New site explains what all of those crazy credential letters mean
Long confused by the alphabet soup of designations after the names of financial advisors, consumers now have a reliable resource to help them determine which credentials are rigorous and offered by leading institutions, as well as credentials awarded for attendance at one-day seminars.
The American College in Bryn Mawr, PA has launched DesignationCheck.com, a Web site providing consumers with extended descriptions of the most common designations, tips on how to select a financial advisor, and search tools to help them find advisors with credentials well-regarded by regulators.
DesignationCheck.com includes full descriptions of many designations offered by several universities and institutions. The site also offers insight on educational and experience requirements, codes of ethics, examinations, continuing education requirements, enforcement, accreditation, and information about the conferring organization. Non-profit organizations that would like to have their credential listed may submit their request through the Feedback section on DesignationCheck.com.
Larry Barton, Ph.D., CAP, president and CEO of The American College, stated: "At any time, but especially now in an erratic economy, there is an inherent lack of trust in insurance and financial planners. While no credential such as a CPA or CLU guarantees superb advice, we know for a fact that those with these designations are more likely to ensure sound and unbiased planning and that they have completed a course of study that took years and numerous exams to complete.
"Unfortunately, there are over 300 financial designations available, and some can be completed in just one day of study," Barton said. Barton believes Congress should be encouraged to take action to prevent unlicensed and unchecked, for-profit companies from issuing certificates with initials that can confuse consumers.
"Advisors with advanced education such as ChFCs and CFP certificants are the kinds of professionals consumers should seek out," Barton adds. "This robust Web site includes a wide variety of industry credentials and will help consumers connect directly with knowledgeable and qualified financial advisors."
DesignationCheck.com also contains links to other resources, including those available from the Financial Industry Regulatory Authority (FINRA) and the American Institute of Certified Public Accountants (AICPA). The "10 Considerations for Choosing an Advisor" feature on the DesignationCheck Web site covers the questions consumers should be asking when they select an advisor, and the search feature helps consumers find a credentialed financial professional near them. The advisor search tool focuses on what the site describes as the Big Three financial planning marks: CLU (Chartered Life Underwriter), CFP (Certified Financial Planner) Certification (through a link to CFP Board's site), and ChFC (Chartered Financial Consultant).

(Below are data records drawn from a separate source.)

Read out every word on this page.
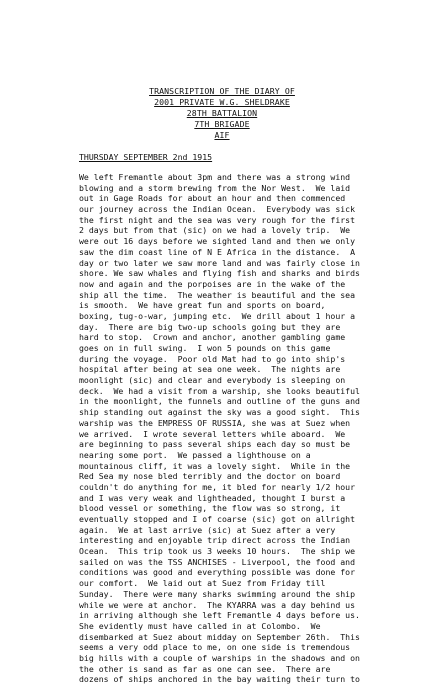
TRANSCRIPTION OF THE DIARY OF
2001 PRIVATE W.G. SHELDRAKE
28TH BATTALION
7TH BRIGADE
AIF
THURSDAY SEPTEMBER 2nd 1915
We left Fremantle about 3pm and there was a strong wind
blowing and a storm brewing from the Nor West.  We laid
out in Gage Roads for about an hour and then commenced
our journey across the Indian Ocean.  Everybody was sick
the first night and the sea was very rough for the first
2 days but from that (sic) on we had a lovely trip.  We
were out 16 days before we sighted land and then we only
saw the dim coast line of N E Africa in the distance.  A
day or two later we saw more land and was fairly close in
shore. We saw whales and flying fish and sharks and birds
now and again and the porpoises are in the wake of the
ship all the time.  The weather is beautiful and the sea
is smooth.  We have great fun and sports on board,
boxing, tug-o-war, jumping etc.  We drill about 1 hour a
day.  There are big two-up schools going but they are
hard to stop.  Crown and anchor, another gambling game
goes on in full swing.  I won 5 pounds on this game
during the voyage.  Poor old Mat had to go into ship's
hospital after being at sea one week.  The nights are
moonlight (sic) and clear and everybody is sleeping on
deck.  We had a visit from a warship, she looks beautiful
in the moonlight, the funnels and outline of the guns and
ship standing out against the sky was a good sight.  This
warship was the EMPRESS OF RUSSIA, she was at Suez when
we arrived.  I wrote several letters while aboard.  We
are beginning to pass several ships each day so must be
nearing some port.  We passed a lighthouse on a
mountainous cliff, it was a lovely sight.  While in the
Red Sea my nose bled terribly and the doctor on board
couldn't do anything for me, it bled for nearly 1/2 hour
and I was very weak and lightheaded, thought I burst a
blood vessel or something, the flow was so strong, it
eventually stopped and I of coarse (sic) got on allright
again.  We at last arrive (sic) at Suez after a very
interesting and enjoyable trip direct across the Indian
Ocean.  This trip took us 3 weeks 10 hours.  The ship we
sailed on was the TSS ANCHISES - Liverpool, the food and
conditions was good and everything possible was done for
our comfort.  We laid out at Suez from Friday till
Sunday.  There were many sharks swimming around the ship
while we were at anchor.  The KYARRA was a day behind us
in arriving although she left Fremantle 4 days before us.
She evidently must have called in at Colombo.  We
disembarked at Suez about midday on September 26th.  This
seems a very odd place to me, on one side is tremendous
big hills with a couple of warships in the shadows and on
the other is sand as far as one can see.  There are
dozens of ships anchored in the bay waiting their turn to
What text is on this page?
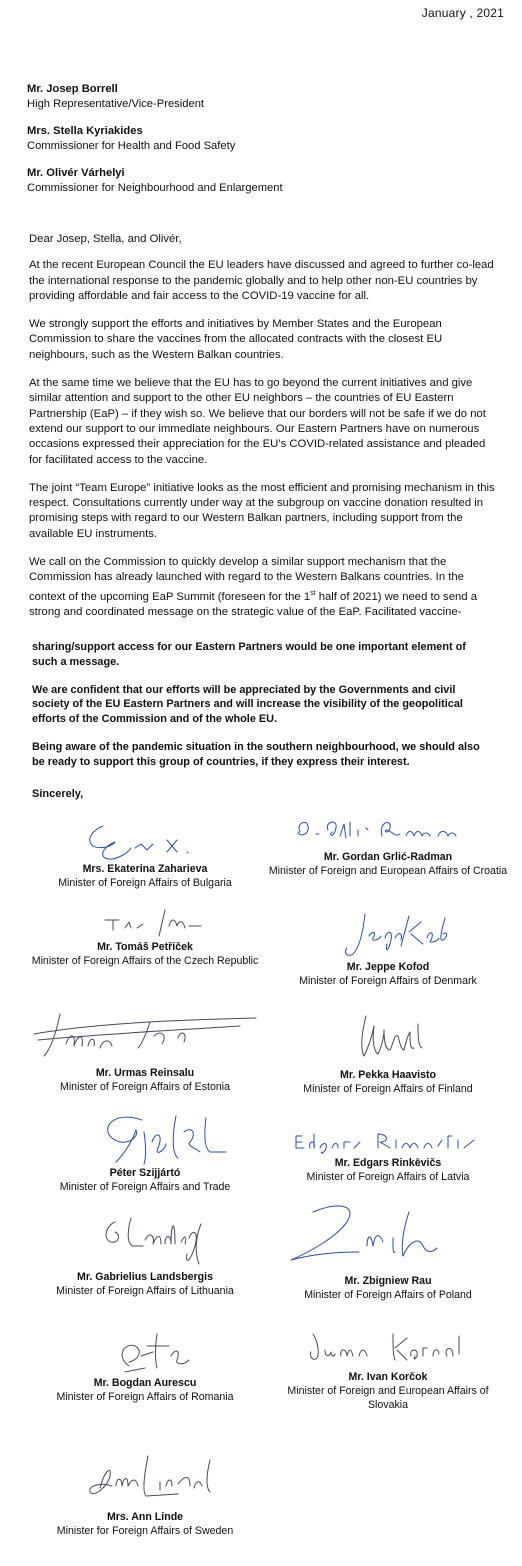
January , 2021
Mr. Josep Borrell
High Representative/Vice-President
Mrs. Stella Kyriakides
Commissioner for Health and Food Safety
Mr. Olivér Várhelyi
Commissioner for Neighbourhood and Enlargement

Dear Josep, Stella, and Olivér,

At the recent European Council the EU leaders have discussed and agreed to further co-lead the international response to the pandemic globally and to help other non-EU countries by providing affordable and fair access to the COVID-19 vaccine for all.

We strongly support the efforts and initiatives by Member States and the European Commission to share the vaccines from the allocated contracts with the closest EU neighbours, such as the Western Balkan countries.

At the same time we believe that the EU has to go beyond the current initiatives and give similar attention and support to the other EU neighbors – the countries of EU Eastern Partnership (EaP) – if they wish so. We believe that our borders will not be safe if we do not extend our support to our immediate neighbours. Our Eastern Partners have on numerous occasions expressed their appreciation for the EU’s COVID-related assistance and pleaded for facilitated access to the vaccine.

The joint “Team Europe” initiative looks as the most efficient and promising mechanism in this respect. Consultations currently under way at the subgroup on vaccine donation resulted in promising steps with regard to our Western Balkan partners, including support from the available EU instruments.

We call on the Commission to quickly develop a similar support mechanism that the Commission has already launched with regard to the Western Balkans countries. In the context of the upcoming EaP Summit (foreseen for the 1st half of 2021) we need to send a strong and coordinated message on the strategic value of the EaP. Facilitated vaccine-

sharing/support access for our Eastern Partners would be one important element of such a message.

We are confident that our efforts will be appreciated by the Governments and civil society of the EU Eastern Partners and will increase the visibility of the geopolitical efforts of the Commission and of the whole EU.

Being aware of the pandemic situation in the southern neighbourhood, we should also be ready to support this group of countries, if they express their interest.

Sincerely,
Mrs. Ekaterina Zaharieva
Minister of Foreign Affairs of Bulgaria
Mr. Gordan Grlić-Radman
Minister of Foreign and European Affairs of Croatia
Mr. Tomáš Petříček
Minister of Foreign Affairs of the Czech Republic	Mr. Jeppe Kofod
Minister of Foreign Affairs of Denmark
Mr. Urmas Reinsalu
Minister of Foreign Affairs of Estonia
Mr. Pekka Haavisto
Minister of Foreign Affairs of Finland
Péter Szijjártó
Minister of Foreign Affairs and Trade
Mr. Edgars Rinkēvičs
Minister of Foreign Affairs of Latvia
Mr. Gabrielius Landsbergis
Minister of Foreign Affairs of Lithuania
Mr. Zbigniew Rau
Minister of Foreign Affairs of Poland
Mr. Bogdan Aurescu
Minister of Foreign Affairs of Romania
Mr. Ivan Korčok
Minister of Foreign and European Affairs of Slovakia
Mrs. Ann Linde
Minister for Foreign Affairs of Sweden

Another link on the site helps consumers locate a CPA with the Personal Financial Specialist (PFS) credential.
"While FINRA and a few other sites provide lists of popular designations, there is no other site that provides as much detailed information for consumers about what each credential represents," said Barton. "We believe it is critical for families to have this tool available free of charge so they are able to choose their advisors carefully and with full information about their qualifications."